Research has cast doubt on the validity of work on different learning styles that forms one of the main planks of the Government’s drive towards “personalised learning”.

Increasing numbers of schools and local education authorities are adopting programmes which recognise that students learn in a variety of ways and that teaching methods must vary accordingly.

But a study commissioned by the Learning and Skills Development Agency has found that many of the methods, or instruments, used to identify pupils’

individual learning styles were unreliable, and had a negligible impact on teaching and learning.

Professor Frank Coffield of London university’s Institute of Education, who led the agency’s research, said: “Some learning styles instruments - many of them well-known commercial products - make extravagant claims of success which are not upheld when subjected to scrutiny.

“People who use these instruments may come to think in stereotypes - for instance, by tending to label vocational students as if they are all ‘non-reflective’, ‘activity-based’ learners.”

The findings undermine the credence given to these already fashionable programmes by the Department for Education and Skills as part of its commitment to personalised learning.

Ministers want to use the concept, encompassing a broad range of existing policy, to make education more responsive to individual pupils.

David Miliband, school standards minister, has identified the use of variable teaching and learning styles as one of five key areas in which schools can personalise learning.

On Tuesday, at a personalised learning conference organised by the think tank Demos, he qualified this, saying it was not about a “crude reductionism to specific learner types”.

But that appears to be happening in some parts of the country. Knowsley council, in Merseyside, has carried out an audit of learning styles and found that the bulk of its pupils are kinaesthetic learners who learn best through physical activity.

The minister also expanded his vision of personalised learning, talking of students being given a “voice” to help shape and create their education.

The LSDA study revealed a “proliferation of concepts, instruments and strategies” and a “bedlam of contradictory claims”.

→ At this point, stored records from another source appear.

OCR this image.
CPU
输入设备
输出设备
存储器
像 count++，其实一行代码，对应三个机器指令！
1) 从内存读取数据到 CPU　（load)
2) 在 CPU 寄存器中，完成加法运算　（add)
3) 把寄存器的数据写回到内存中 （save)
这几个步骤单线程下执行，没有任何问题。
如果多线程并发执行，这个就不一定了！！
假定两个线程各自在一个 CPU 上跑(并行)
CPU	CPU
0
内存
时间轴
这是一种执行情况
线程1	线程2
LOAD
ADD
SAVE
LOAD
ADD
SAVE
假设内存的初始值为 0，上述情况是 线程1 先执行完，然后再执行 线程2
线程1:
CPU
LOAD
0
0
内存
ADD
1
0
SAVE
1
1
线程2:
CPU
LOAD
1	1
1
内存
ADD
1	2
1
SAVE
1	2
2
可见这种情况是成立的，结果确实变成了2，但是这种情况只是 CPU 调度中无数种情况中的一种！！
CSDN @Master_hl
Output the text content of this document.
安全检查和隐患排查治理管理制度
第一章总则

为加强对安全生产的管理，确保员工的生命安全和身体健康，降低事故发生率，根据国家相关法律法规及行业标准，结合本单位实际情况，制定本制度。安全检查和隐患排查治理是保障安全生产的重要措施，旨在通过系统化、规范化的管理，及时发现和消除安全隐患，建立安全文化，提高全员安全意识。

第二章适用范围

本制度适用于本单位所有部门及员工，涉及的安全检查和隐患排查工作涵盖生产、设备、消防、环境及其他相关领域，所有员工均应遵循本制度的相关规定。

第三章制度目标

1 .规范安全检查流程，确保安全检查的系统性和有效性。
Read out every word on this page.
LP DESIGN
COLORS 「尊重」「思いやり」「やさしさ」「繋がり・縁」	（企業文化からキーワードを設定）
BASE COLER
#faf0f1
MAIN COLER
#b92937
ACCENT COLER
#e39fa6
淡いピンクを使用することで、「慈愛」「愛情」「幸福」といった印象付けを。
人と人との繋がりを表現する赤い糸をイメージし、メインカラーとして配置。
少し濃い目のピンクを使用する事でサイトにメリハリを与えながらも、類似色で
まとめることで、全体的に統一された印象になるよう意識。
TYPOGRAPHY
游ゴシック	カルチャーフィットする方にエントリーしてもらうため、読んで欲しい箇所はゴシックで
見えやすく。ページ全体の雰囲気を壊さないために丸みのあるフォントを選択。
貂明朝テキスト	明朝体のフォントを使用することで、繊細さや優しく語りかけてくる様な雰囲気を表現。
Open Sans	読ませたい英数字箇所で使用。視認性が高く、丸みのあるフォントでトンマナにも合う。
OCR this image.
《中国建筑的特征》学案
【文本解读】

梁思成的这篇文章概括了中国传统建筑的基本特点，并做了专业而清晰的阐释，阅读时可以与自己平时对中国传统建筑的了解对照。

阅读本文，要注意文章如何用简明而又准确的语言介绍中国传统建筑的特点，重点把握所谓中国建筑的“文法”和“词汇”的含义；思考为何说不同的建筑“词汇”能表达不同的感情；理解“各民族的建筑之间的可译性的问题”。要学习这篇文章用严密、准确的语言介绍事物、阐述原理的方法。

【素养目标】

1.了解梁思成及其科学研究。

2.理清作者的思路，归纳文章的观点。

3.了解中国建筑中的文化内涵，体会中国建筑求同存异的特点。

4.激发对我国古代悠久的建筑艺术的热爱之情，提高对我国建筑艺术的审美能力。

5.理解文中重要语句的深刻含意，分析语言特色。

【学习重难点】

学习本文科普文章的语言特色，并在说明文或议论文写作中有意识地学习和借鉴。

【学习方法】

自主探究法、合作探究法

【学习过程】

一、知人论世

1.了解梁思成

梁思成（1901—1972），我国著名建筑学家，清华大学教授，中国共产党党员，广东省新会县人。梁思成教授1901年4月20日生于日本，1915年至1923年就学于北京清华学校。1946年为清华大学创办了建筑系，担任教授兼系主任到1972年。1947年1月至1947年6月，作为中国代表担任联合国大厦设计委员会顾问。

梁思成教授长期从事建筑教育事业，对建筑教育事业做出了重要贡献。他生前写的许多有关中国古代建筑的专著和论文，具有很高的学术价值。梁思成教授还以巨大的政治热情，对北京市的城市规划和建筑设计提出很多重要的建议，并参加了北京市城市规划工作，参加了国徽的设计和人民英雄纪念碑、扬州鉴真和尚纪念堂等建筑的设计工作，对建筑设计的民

This variation is significant as the Government is making a point of not imposing personalised learning from above. It says the idea must be developed school by school and that there is no prescribed system for identifying learning styles. In this case, schools and local authorities should be free to develop personalised learning in their own way.

The LSDA paper identifies three main approaches. The first is based on theories which suggest that learning can be related to particular areas of the brain.

The second is based on psychological theories which presuppose that people have fixed traits which give them a bias towards particular learning styles. This notion, says Professor Coffield, leads to an assumption that people are restricted in their learning potential and cannot develop a wide repertoire of learning styles.

The third approach is described by Professor Coffield as a “pedagogic sheep dip” approach in which teaching strategies deliberately engage with a variety of learning styles.